People across the country will celebrate the Bangla New Year’s Day with customary zeal and fervour
Published : 14 Apr 2024, 02:48 AM
Bangladeshis are all geared up to greet Pahela Boishakh, the first day of the Bangla calendar, with a renewed message for the victory of humanity.
They will sing “Eso He Baishakh” and other songs at programmes celebrating the arrival of the Bangla New Year 1431 on Sunday.
With people decked up in vibrant colours and painted cheeks, cultural organisation Chhayanaut will start its curtain-raising event at dawn at Ramna Batamul in Dhaka with raga Ahir Bhairav on flute.
The theme of this year’s programme is “light the lamp within and do away with self-centredness”.
“At dawn this New Year, we will sing the song of people’s victory, not consumerism, not selfishness,” its General Secretary Laisa Ahmed Lisa said.
This year’s programme will feature 11 group songs and 15 solo performances, as well as readings and recitations.”
At the traditional Mangal Shobhajatra procession on the Dhaka University campus, evocative masks will be on display with customary zeal and fervour.
Traffic will be regulated in the Dhaka University and Ramna Park areas.
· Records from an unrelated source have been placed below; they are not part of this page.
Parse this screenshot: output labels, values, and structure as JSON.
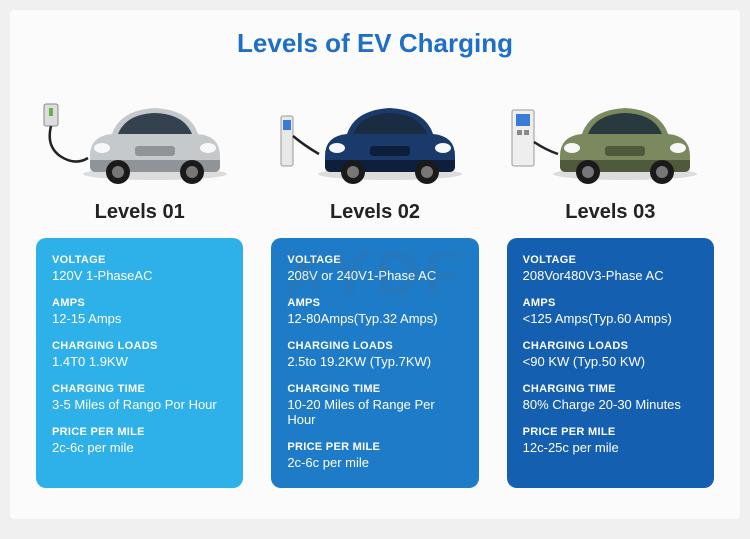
{
  "title": "Levels of EV Charging",
  "title_color": "#1f6fc8",
  "background_color": "#fbfbfb",
  "watermark": "XYDF",
  "spec_keys": [
    {
      "key": "voltage",
      "label": "VOLTAGE"
    },
    {
      "key": "amps",
      "label": "AMPS"
    },
    {
      "key": "charging_loads",
      "label": "CHARGING LOADS"
    },
    {
      "key": "charging_time",
      "label": "CHARGING TIME"
    },
    {
      "key": "price_per_mile",
      "label": "PRICE PER MILE"
    }
  ],
  "levels": [
    {
      "label": "Levels 01",
      "card_color": "#2eb0e8",
      "car_body_color": "#c5c9cc",
      "car_shadow_color": "#8f9498",
      "charger_type": "wall",
      "specs": {
        "voltage": "120V 1-PhaseAC",
        "amps": "12-15 Amps",
        "charging_loads": "1.4T0 1.9KW",
        "charging_time": "3-5 Miles of Rango Por Hour",
        "price_per_mile": "2c-6c per mile"
      }
    },
    {
      "label": "Levels 02",
      "card_color": "#1e7bc8",
      "car_body_color": "#1a3a6b",
      "car_shadow_color": "#0d1f3a",
      "charger_type": "pedestal",
      "specs": {
        "voltage": "208V or 240V1-Phase AC",
        "amps": "12-80Amps(Typ.32 Amps)",
        "charging_loads": "2.5to 19.2KW (Typ.7KW)",
        "charging_time": "10-20 Miles of Range Per Hour",
        "price_per_mile": "2c-6c per mile"
      }
    },
    {
      "label": "Levels 03",
      "card_color": "#155fb0",
      "car_body_color": "#7a8a5e",
      "car_shadow_color": "#4f5a3c",
      "charger_type": "fast",
      "specs": {
        "voltage": "208Vor480V3-Phase AC",
        "amps": "<125 Amps(Typ.60 Amps)",
        "charging_loads": "<90 KW (Typ.50 KW)",
        "charging_time": "80% Charge 20-30 Minutes",
        "price_per_mile": "12c-25c per mile"
      }
    }
  ]
}
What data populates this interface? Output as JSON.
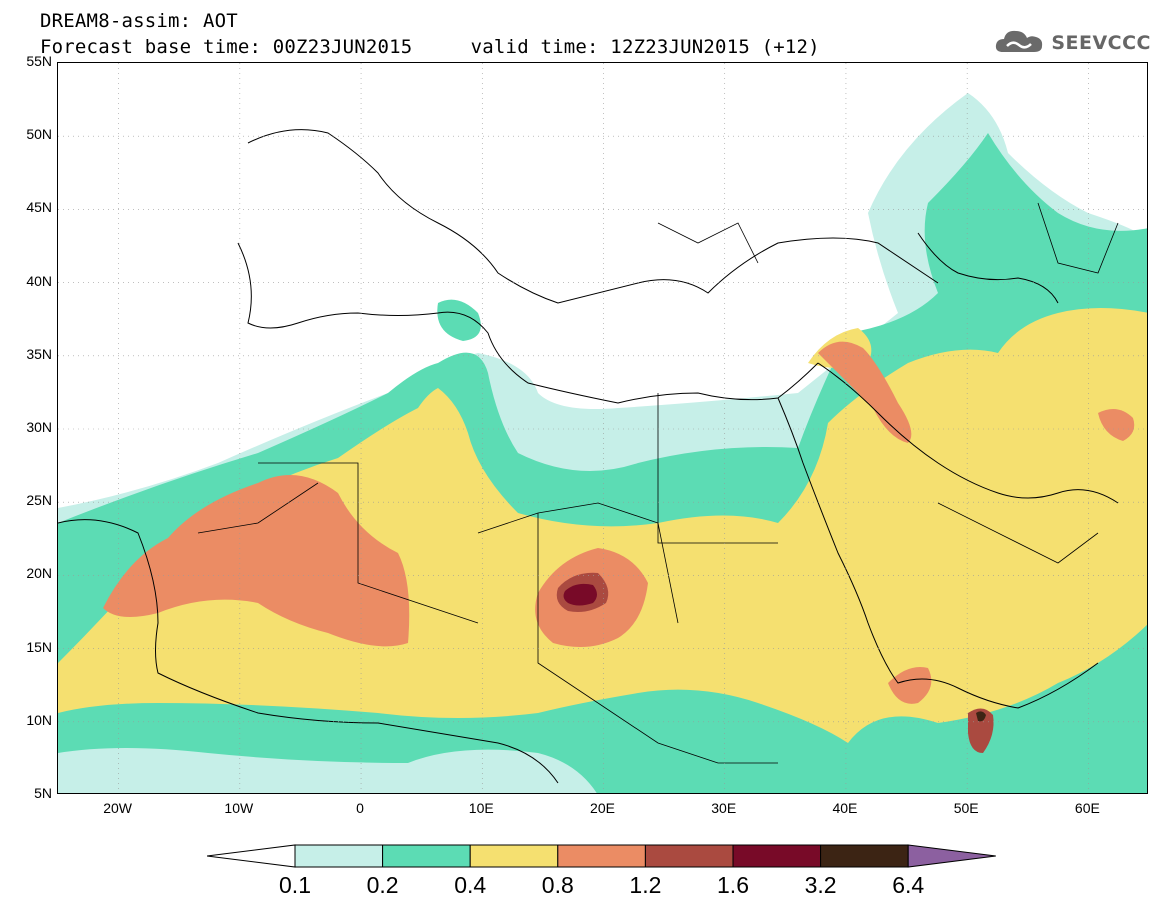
{
  "header": {
    "model_line": "DREAM8-assim: AOT",
    "base_time_line": "Forecast base time: 00Z23JUN2015     valid time: 12Z23JUN2015 (+12)"
  },
  "logo": {
    "text": "SEEVCCC",
    "icon": "cloud-icon",
    "color": "#666666"
  },
  "map": {
    "lat_labels": [
      "55N",
      "50N",
      "45N",
      "40N",
      "35N",
      "30N",
      "25N",
      "20N",
      "15N",
      "10N",
      "5N"
    ],
    "lon_labels": [
      "20W",
      "10W",
      "0",
      "10E",
      "20E",
      "30E",
      "40E",
      "50E",
      "60E"
    ],
    "extent": {
      "lon_min": -25,
      "lon_max": 65,
      "lat_min": 5,
      "lat_max": 55
    }
  },
  "colorbar": {
    "labels": [
      "0.1",
      "0.2",
      "0.4",
      "0.8",
      "1.2",
      "1.6",
      "3.2",
      "6.4"
    ],
    "colors": [
      "#c6efe8",
      "#5cdcb4",
      "#f5e070",
      "#eb8c64",
      "#aa4a40",
      "#780a28",
      "#3c2414",
      "#8c60a0"
    ],
    "under_color": "#ffffff"
  }
}
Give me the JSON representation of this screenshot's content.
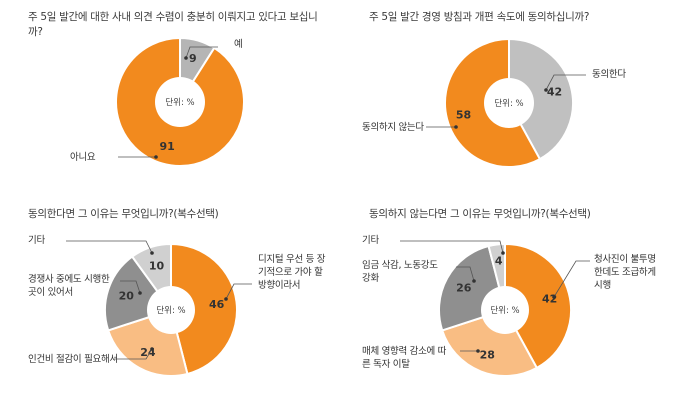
{
  "colors": {
    "orange": "#f28a1e",
    "light_orange": "#f9bd83",
    "gray": "#9a9a9a",
    "light_gray": "#c8c8c8",
    "white": "#ffffff"
  },
  "chart_data": [
    {
      "type": "pie",
      "title": "주 5일 발간에 대한 사내 의견 수렴이 충분히 이뤄지고 있다고 보십니까?",
      "center_label": "단위: %",
      "slices": [
        {
          "label": "예",
          "value": 9,
          "color": "#b5b5b5"
        },
        {
          "label": "아니요",
          "value": 91,
          "color": "#f28a1e"
        }
      ]
    },
    {
      "type": "pie",
      "title": "주 5일 발간 경영 방침과 개편 속도에 동의하십니까?",
      "center_label": "단위: %",
      "slices": [
        {
          "label": "동의한다",
          "value": 42,
          "color": "#c0c0c0"
        },
        {
          "label": "동의하지 않는다",
          "value": 58,
          "color": "#f28a1e"
        }
      ]
    },
    {
      "type": "pie",
      "title": "동의한다면 그 이유는 무엇입니까?(복수선택)",
      "center_label": "단위: %",
      "slices": [
        {
          "label": "디지털 우선 등 장기적으로 가야 할 방향이라서",
          "value": 46,
          "color": "#f28a1e"
        },
        {
          "label": "인건비 절감이 필요해서",
          "value": 24,
          "color": "#f9bd83"
        },
        {
          "label": "경쟁사 중에도 시행한 곳이 있어서",
          "value": 20,
          "color": "#8f8f8f"
        },
        {
          "label": "기타",
          "value": 10,
          "color": "#d0d0d0"
        }
      ]
    },
    {
      "type": "pie",
      "title": "동의하지 않는다면 그 이유는 무엇입니까?(복수선택)",
      "center_label": "단위: %",
      "slices": [
        {
          "label": "청사진이 불투명한데도 조급하게 시행",
          "value": 42,
          "color": "#f28a1e"
        },
        {
          "label": "매체 영향력 감소에 따른 독자 이탈",
          "value": 28,
          "color": "#f9bd83"
        },
        {
          "label": "임금 삭감, 노동강도 강화",
          "value": 26,
          "color": "#8f8f8f"
        },
        {
          "label": "기타",
          "value": 4,
          "color": "#d0d0d0"
        }
      ]
    }
  ]
}
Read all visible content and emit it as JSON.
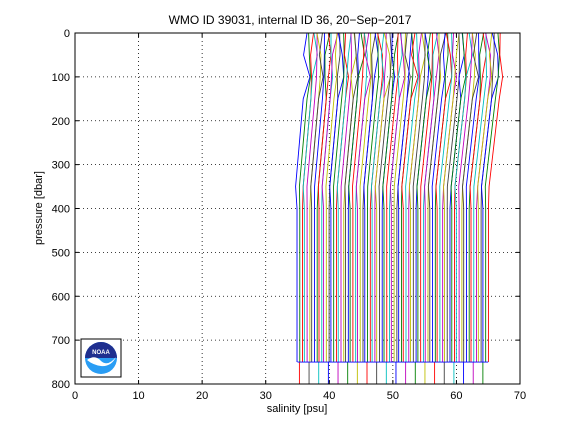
{
  "chart_data": {
    "type": "line",
    "title": "WMO ID 39031, internal ID 36, 20−Sep−2017",
    "xlabel": "salinity [psu]",
    "ylabel": "pressure [dbar]",
    "xlim": [
      0,
      70
    ],
    "ylim": [
      0,
      800
    ],
    "y_reversed": true,
    "grid": true,
    "grid_style": "dotted",
    "x_ticks": [
      "0",
      "10",
      "20",
      "30",
      "40",
      "50",
      "60",
      "70"
    ],
    "y_ticks": [
      "0",
      "100",
      "200",
      "300",
      "400",
      "500",
      "600",
      "700",
      "800"
    ],
    "profiles": {
      "count": 80,
      "pressure_levels": [
        0,
        50,
        100,
        150,
        200,
        250,
        300,
        350,
        400,
        500,
        600,
        700,
        750
      ],
      "surface_salinity_start": 36.5,
      "surface_salinity_end": 67.0,
      "deep_salinity_start": 35.0,
      "deep_salinity_end": 65.0,
      "bottom_pressure": 750,
      "colors": [
        "#0000ff",
        "#008000",
        "#ff0000",
        "#00bfbf",
        "#bf00bf",
        "#bfbf00",
        "#404040"
      ]
    }
  },
  "logo": {
    "text": "NOAA",
    "colors": {
      "top": "#1f2f8f",
      "bottom": "#2a9df4",
      "bird": "#ffffff"
    }
  }
}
There will be diversions in some roads leading to these areas.
This time the festival has arrived just after Eid-ul-Fitr holidays, with most yet to return to big cities like Dhaka from their hometowns and villages.
“Maybe there will be fewer people in Dhaka. But it will double the joy of ringing in the New Year through celebrations at home,” said Professor Nisar Hossain, dean of Dhaka University’s Faculty of Fine Arts that organises Mangal Shobhajatra.
The law-enforcing agencies have beefed up security in these areas, keeping in mind that the Chhayanaut function came under a deadly bomb attack by Islamist militants in 2001.
The threat to hurt the secular spirit of Pahela Baishakh is nothing new. Before independence, Bengalis used the Bangla New Year celebrations as a political tool to protest against Pakistan’s attempts to destroy the nation’s culture by banning Tagore songs.
President Mohammed Shahabuddin and Prime Minister Sheikh Hasina greeted Bangladeshis living at home and abroad on the occasion.
Shahabuddin urged all to build a happy and prosperous “Smart Bangladesh” free from hunger and poverty by embracing the liberal spirit of Pahela Baishakh.
Hasina, in her message, called upon all, irrespective of religion and caste, to wake up with new joy forgetting the sorrows and failures of the past year.